The skeleton is mostly complete, with real bones from other skeletons as well as casts from real bones replacing what is missing.

“The only appendage missing from the mount is one of the forelimbs,” Swinehart said.

An amateur fossil hunter, Linda Bergan, discovered the dinosaur in South Dakota in 2013. As a part of an independent study with Swinehart, seniors Matt Hoenig and Hee-Sang Lee assisted Bergan and students from the University of North Georgia with the dinosaur’s excavation.

“Specific bones that I worked on include some of the vertebrae, the pubis — one of the hip bones — and the ribs,” Hoenig said. “There’s no substitute for the hot sun, searing wind, and excitement of finding another bone. Digging up a dinosaur is meticulous, messy, and challenging, and this is what makes it so rewarding.”
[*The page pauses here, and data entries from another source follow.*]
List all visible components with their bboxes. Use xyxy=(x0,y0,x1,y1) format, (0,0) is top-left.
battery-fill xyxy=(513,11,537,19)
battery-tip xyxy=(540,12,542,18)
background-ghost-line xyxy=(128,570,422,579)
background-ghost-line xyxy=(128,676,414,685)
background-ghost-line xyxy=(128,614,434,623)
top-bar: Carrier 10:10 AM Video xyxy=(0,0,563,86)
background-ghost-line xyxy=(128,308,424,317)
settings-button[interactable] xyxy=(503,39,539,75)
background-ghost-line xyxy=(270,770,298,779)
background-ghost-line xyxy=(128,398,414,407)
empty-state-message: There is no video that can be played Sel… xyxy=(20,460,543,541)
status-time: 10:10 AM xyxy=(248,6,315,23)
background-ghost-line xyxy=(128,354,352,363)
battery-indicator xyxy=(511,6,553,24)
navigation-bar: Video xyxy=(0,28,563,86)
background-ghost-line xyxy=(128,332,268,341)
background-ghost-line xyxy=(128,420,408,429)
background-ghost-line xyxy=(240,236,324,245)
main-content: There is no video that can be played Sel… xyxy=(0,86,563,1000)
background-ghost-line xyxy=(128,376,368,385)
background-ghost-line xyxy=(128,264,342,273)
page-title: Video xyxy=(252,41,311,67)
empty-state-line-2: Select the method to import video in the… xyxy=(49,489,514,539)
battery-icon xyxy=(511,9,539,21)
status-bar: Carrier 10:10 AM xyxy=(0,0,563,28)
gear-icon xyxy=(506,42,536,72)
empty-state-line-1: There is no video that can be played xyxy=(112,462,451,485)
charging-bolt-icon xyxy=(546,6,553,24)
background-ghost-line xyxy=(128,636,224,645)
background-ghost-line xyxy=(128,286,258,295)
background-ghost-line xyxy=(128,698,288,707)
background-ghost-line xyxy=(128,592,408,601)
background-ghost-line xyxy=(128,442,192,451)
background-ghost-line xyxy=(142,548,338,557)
Swinehart had contacted Associate Professor of Anthropology Steve Nicklas at the University of North Georgia about opportunities for Hillsdale students to study paleontology in the field. Over the past few years, students have helped excavate several types of dinosaurs, including a tyrannosaurus rex, triceratops, edmontosaurus, and ankylosaurs.

Linda is an edmontosaurus, a type of dinosaur with a signature duck bill. Her kind were herbivores and prey for the tyrannosaurus rex. They could travel on two legs or four.

The museums at the University of Michigan and Michigan State University as well as the Cranbrook Institute of Science all display dinosaur skeletons.

Being only one of a few schools with such an exhibit, Swinehart said he hopes it will attract more students to the museum. It worked for junior Jon Coote, who attended the unveiling, he said.

“I used to pass through there maybe once a week,” Coote said. “But now I’m going to pass through there a lot more frequently.”

Bringing one of these skeletons back to Hillsdale not only fulfills a childhood dream of his, Swinehart said, but also benefits the college by inspiring students.

“Isn’t that a nice Christmas gift?” he said, adding, “We didn’t have a tree big enough to fit it under.”